En primer lugar, para quienes somos partidarios de una democracia constitucional, basada en instituciones y el imperio del derecho, la regla de mayoría para tomar decisiones colectivas es fundamental, imperativo de la igualdad política, pero no es la regla de clausura respecto de algunas materias específicas. En efecto, entre estas últimas se encuentran principalmente el respeto a ciertas reglas procedimentales con las que dirimimos nuestras diferencias en el proceso democrático (las propias de una sociedad plural) y los derechos constitucionales (especialmente de las minorías, y en especial aquellos que suelen ser vulnerados por el Estado). Bajo esta concepción, se favorecerá, entre varios mecanismos contra-mayoritarios alternativos disponibles, la existencia de controles jurídicos a las leyes que son aprobadas por una mayoría, evaluando que se ajusten a la Constitución. De lo anterior poco podemos concluir respecto del órgano específico que efectuará dicho control, su integración, atribuciones, etcétera, pero sí que ante el constitucionalismo, conceptos como democracia, igualdad política, soberanía, no son neutrales, y es bueno tener presente que en este ámbito se habla desde una determinada tradición intelectual.

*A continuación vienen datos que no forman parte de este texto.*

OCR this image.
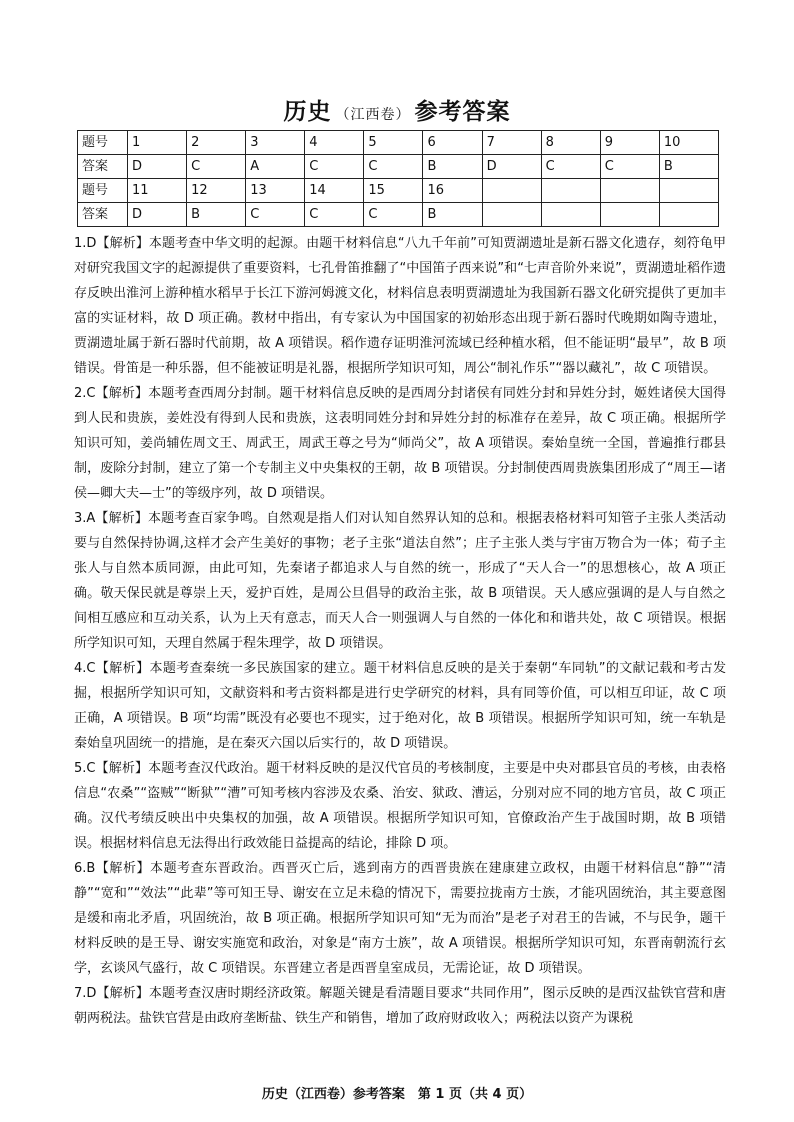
历史 （江西卷） 参考答案
题号	1	2	3	4	5	6	7	8	9	10
答案	D	C	A	C	C	B	D	C	C	B
题号	11	12	13	14	15	16				
答案	D	B	C	C	C	B				

1.D【解析】本题考查中华文明的起源。由题干材料信息“八九千年前”可知贾湖遗址是新石器文化遗存，刻符龟甲对研究我国文字的起源提供了重要资料，七孔骨笛推翻了“中国笛子西来说”和“七声音阶外来说”，贾湖遗址稻作遗存反映出淮河上游种植水稻早于长江下游河姆渡文化，材料信息表明贾湖遗址为我国新石器文化研究提供了更加丰富的实证材料，故 D 项正确。教材中指出，有专家认为中国国家的初始形态出现于新石器时代晚期如陶寺遗址，贾湖遗址属于新石器时代前期，故 A 项错误。稻作遗存证明淮河流域已经种植水稻，但不能证明“最早”，故 B 项错误。骨笛是一种乐器，但不能被证明是礼器，根据所学知识可知，周公“制礼作乐”“器以藏礼”，故 C 项错误。

2.C【解析】本题考查西周分封制。题干材料信息反映的是西周分封诸侯有同姓分封和异姓分封，姬姓诸侯大国得到人民和贵族，姜姓没有得到人民和贵族，这表明同姓分封和异姓分封的标准存在差异，故 C 项正确。根据所学知识可知，姜尚辅佐周文王、周武王，周武王尊之号为“师尚父”，故 A 项错误。秦始皇统一全国，普遍推行郡县制，废除分封制，建立了第一个专制主义中央集权的王朝，故 B 项错误。分封制使西周贵族集团形成了“周王—诸侯—卿大夫—士”的等级序列，故 D 项错误。

3.A【解析】本题考查百家争鸣。自然观是指人们对认知自然界认知的总和。根据表格材料可知管子主张人类活动要与自然保持协调,这样才会产生美好的事物；老子主张“道法自然”；庄子主张人类与宇宙万物合为一体；荀子主张人与自然本质同源，由此可知，先秦诸子都追求人与自然的统一，形成了“天人合一”的思想核心，故 A 项正确。敬天保民就是尊崇上天，爱护百姓，是周公旦倡导的政治主张，故 B 项错误。天人感应强调的是人与自然之间相互感应和互动关系，认为上天有意志，而天人合一则强调人与自然的一体化和和谐共处，故 C 项错误。根据所学知识可知，天理自然属于程朱理学，故 D 项错误。

4.C【解析】本题考查秦统一多民族国家的建立。题干材料信息反映的是关于秦朝“车同轨”的文献记载和考古发掘，根据所学知识可知，文献资料和考古资料都是进行史学研究的材料，具有同等价值，可以相互印证，故 C 项正确，A 项错误。B 项“均需”既没有必要也不现实，过于绝对化，故 B 项错误。根据所学知识可知，统一车轨是秦始皇巩固统一的措施，是在秦灭六国以后实行的，故 D 项错误。

5.C【解析】本题考查汉代政治。题干材料反映的是汉代官员的考核制度，主要是中央对郡县官员的考核，由表格信息“农桑”“盗贼”“断狱”“漕”可知考核内容涉及农桑、治安、狱政、漕运，分别对应不同的地方官员，故 C 项正确。汉代考绩反映出中央集权的加强，故 A 项错误。根据所学知识可知，官僚政治产生于战国时期，故 B 项错误。根据材料信息无法得出行政效能日益提高的结论，排除 D 项。

6.B【解析】本题考查东晋政治。西晋灭亡后，逃到南方的西晋贵族在建康建立政权，由题干材料信息“静”“清静”“宽和”“效法”“此辈”等可知王导、谢安在立足未稳的情况下，需要拉拢南方士族，才能巩固统治，其主要意图是缓和南北矛盾，巩固统治，故 B 项正确。根据所学知识可知“无为而治”是老子对君王的告诫，不与民争，题干材料反映的是王导、谢安实施宽和政治，对象是“南方士族”，故 A 项错误。根据所学知识可知，东晋南朝流行玄学，玄谈风气盛行，故 C 项错误。东晋建立者是西晋皇室成员，无需论证，故 D 项错误。

7.D【解析】本题考查汉唐时期经济政策。解题关键是看清题目要求“共同作用”，图示反映的是西汉盐铁官营和唐朝两税法。盐铁官营是由政府垄断盐、铁生产和销售，增加了政府财政收入；两税法以资产为课税

历史（江西卷）参考答案　第 1 页（共 4 页）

EN SEGUNDO lugar, es útil constatar que la Constitución actual utiliza un exceso de mecanismos contramayoritarios y en dosis altas que aconsejan su revisión ala baja (por ejemplo, podemos agregar las leyes orgánicas constitucionales o la rigidez constitucional). Ello porque las constituciones deben lograr la armonía virtuosa entre el principio democrático y el principio de los derechos humanos, y en la actualidad ello no se está logrando, restringiéndose la regla de la mayoría en ámbitos en que debería tener la última palabra. En tercer lugar, en el debate parecen confundirse fines con instrumentos. Lo que es relevante desde la perspectiva de los fines, es dar eficacia al principio de supremacía constitucional. Si el control jurídico de constitucionalidad de las leyes recae en un Tribunal Constitucional, la Corte Suprema, una sala de la Corte Suprema como corte constitucional, etcétera; el que este tome la forma de controles preventivos o ex post; si sus efectos quedan condicionados o no a una reacción correctiva del legislador; son todos debates instrumentales (y habrá que poner atención a su diseño e incentivos institucionales por supuesto).

Así, y aunque no existe evidencia empírica suficiente en esta materia, es posible hipotetizar, por ejemplo, que para dar mayor eficacia al principio de supremacía constitucional, un arreglo institucional preferible al hoy existente, podría consistir en robustecer los controles ex post del TC (una vez que la ley está vigente), dándoles (mayor) fuerza obligatoria a sus fallos (las sentencias de inaplicabilidad no parecen impresionar mucho a los tribunales ordinarios que deben aplicarlas), y eliminando los controles preventivos sobre proyectos de ley (que son episódicos, de menor impacto en la interpretación constitucional y con el potencial de lesionar el principio democrático).

Un debate tan importante como este no sólo debe ser uno racional, sino que invitar a todos sus intervinientes a abandonar las posiciones de defensa o demonización acrítica, que poco contribuyen a reflexionar respecto de nuestro sistema constitucional y el rol del TC en este.